[Note: I’ve been back on the farm since Monday, but still have a couple of posts I need to compile and post. This is from Nov 15th]
I’m spent. Sure, I’m spent every day, but today is a new shade of spent, a new angle on the feeling of being “done.” Past days, it was a sun/paddle/snorkel/sun/paddle/snorkel routine that left me feeling desiccated, no matter how much water I forced down my gullet. No matter that we were immersed in water, water everywhere, and even with as many drops, and cups and water bottles full to drink, it seemed to pass through me, leaving me feeling, at the end of the day like a damp piece of beef jerky.
The heat – even yesterday, the heat was staggering. But this morning, the rains that come every night never let up, and continued on through the day. It drizzled, bucketed, lashed, and sometimes merely rained. Fresh water on the sea, tiny drops rebounding improbably when they hit, reflecting and refracting the gray above to make the sea a dark sky of four-point stars twinkling below us as we plowed along in our plastic spaceships.
It was a warm rain by Pacific Northwest standards, but it was relentless, and that relentlessness can sap you as surely as the cold. It hammered the tin roof of the ranger station on Eil Malk Island, bracing for our hike to the interior where we were to swim in the fabled Jellyfish Lake. Chilled the surface of the lake itself – if you dove down, deeper and deeper past the millions of moon jellies and golden jellies, it got warm, then even hot. Unnervingly hot. But you always had to return to the surface, and the relentless tap tap tapping of the rain.
And after the dive, after the hike, after some more paddling and another short hike, three more miles of open water against the wind, back to camp. Stops along the way, giant clams to dive among, stilling the movie-borne imaginations of one snapping closed on a wayward hand of foot and trapping you down there, down there where it was warm and silent. I kept my distance.
But when your breath was done, there was no choice but to return to the surface, to the lashing wind and waves, to the kayaks lashed together offshore.
Came time for the final dash back to camp, Cap’n Jeff brought the boat over, with the option of ferrying us. But to sit still in that wind? Most of us chose the heat of pumping arms, pumping blood, powering ourselves across the strait, swells crashing over our tiny plastic bows. We were warm again by landfall, dragging our boats up on the sand, then a little farther so that high tide wouldn’t take them.
We stumbled out of our wet clothes into mercifully dry towels after a cold shower (solar, you see) to take the salt off. All I needed then was a dry change of clothes and a quiet still place in which to sit and write.

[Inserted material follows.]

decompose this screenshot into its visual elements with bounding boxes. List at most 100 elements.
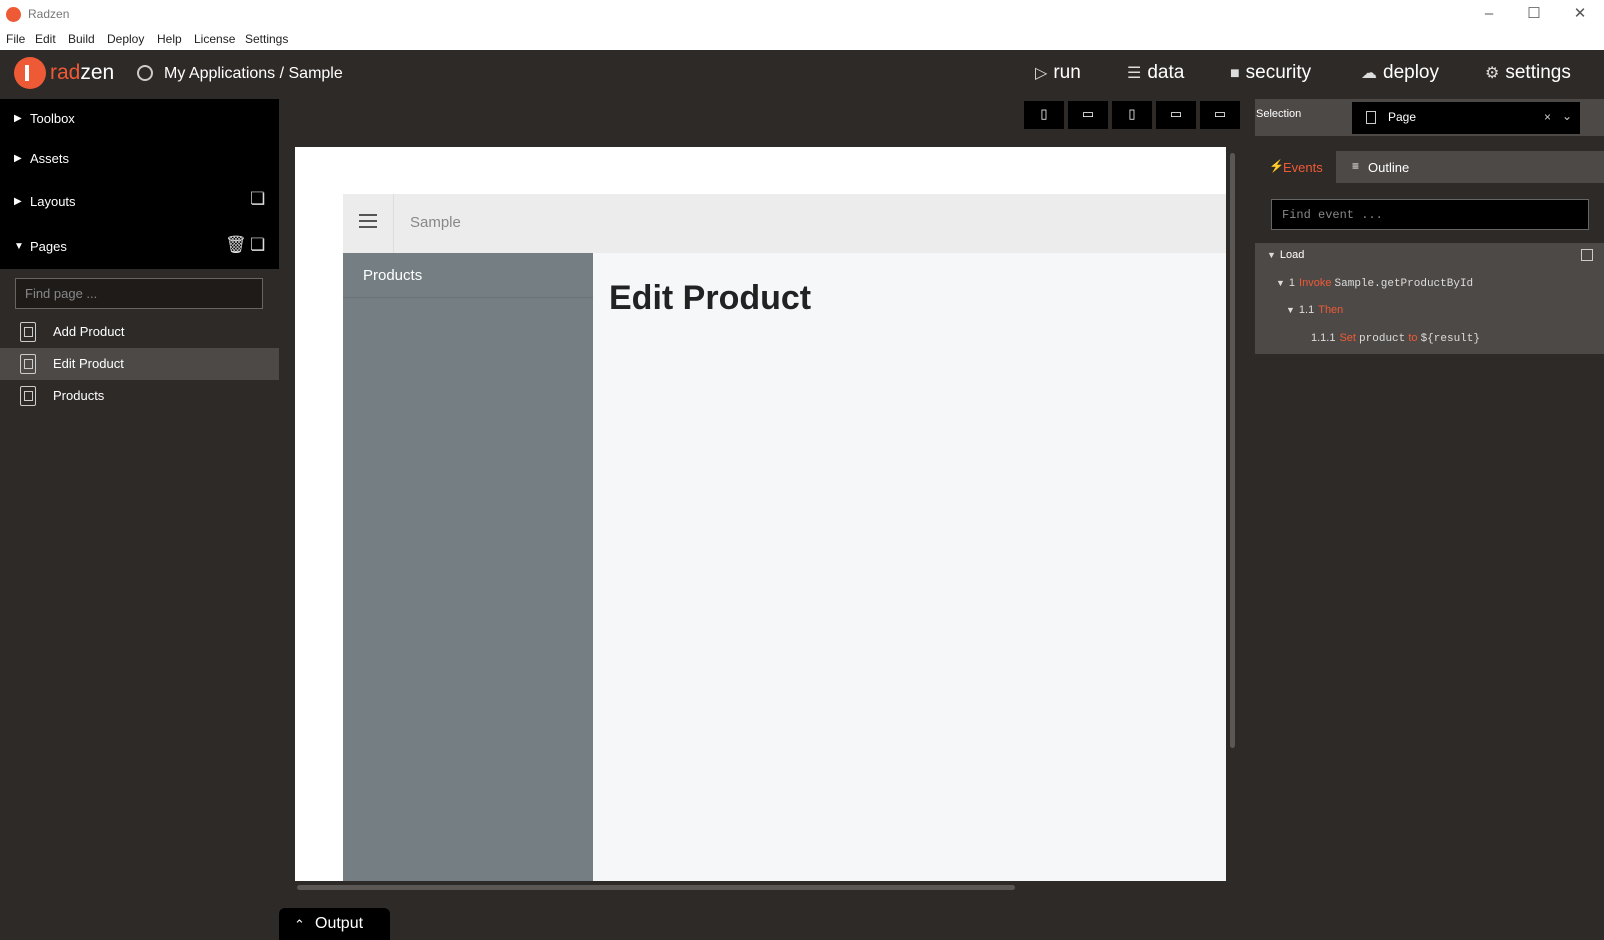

The now-familiar behind the scenes evening bustle continued as an indistinct light faded to darker gray: Ludy directing work around the outdoor camp kitchen, Adam and JD securing tarps to where tents have been taking the brunt of the wind and rain. As I sit and write, the oily scent of citronella is cut with snatches of cooking meat – warm and rich in unfamiliar spice. My urge is to jump up and try to help – with the tarps, with the table, with anything. I like to think that’s my nature: to try and help. But tonight? Tonight I have nothing left.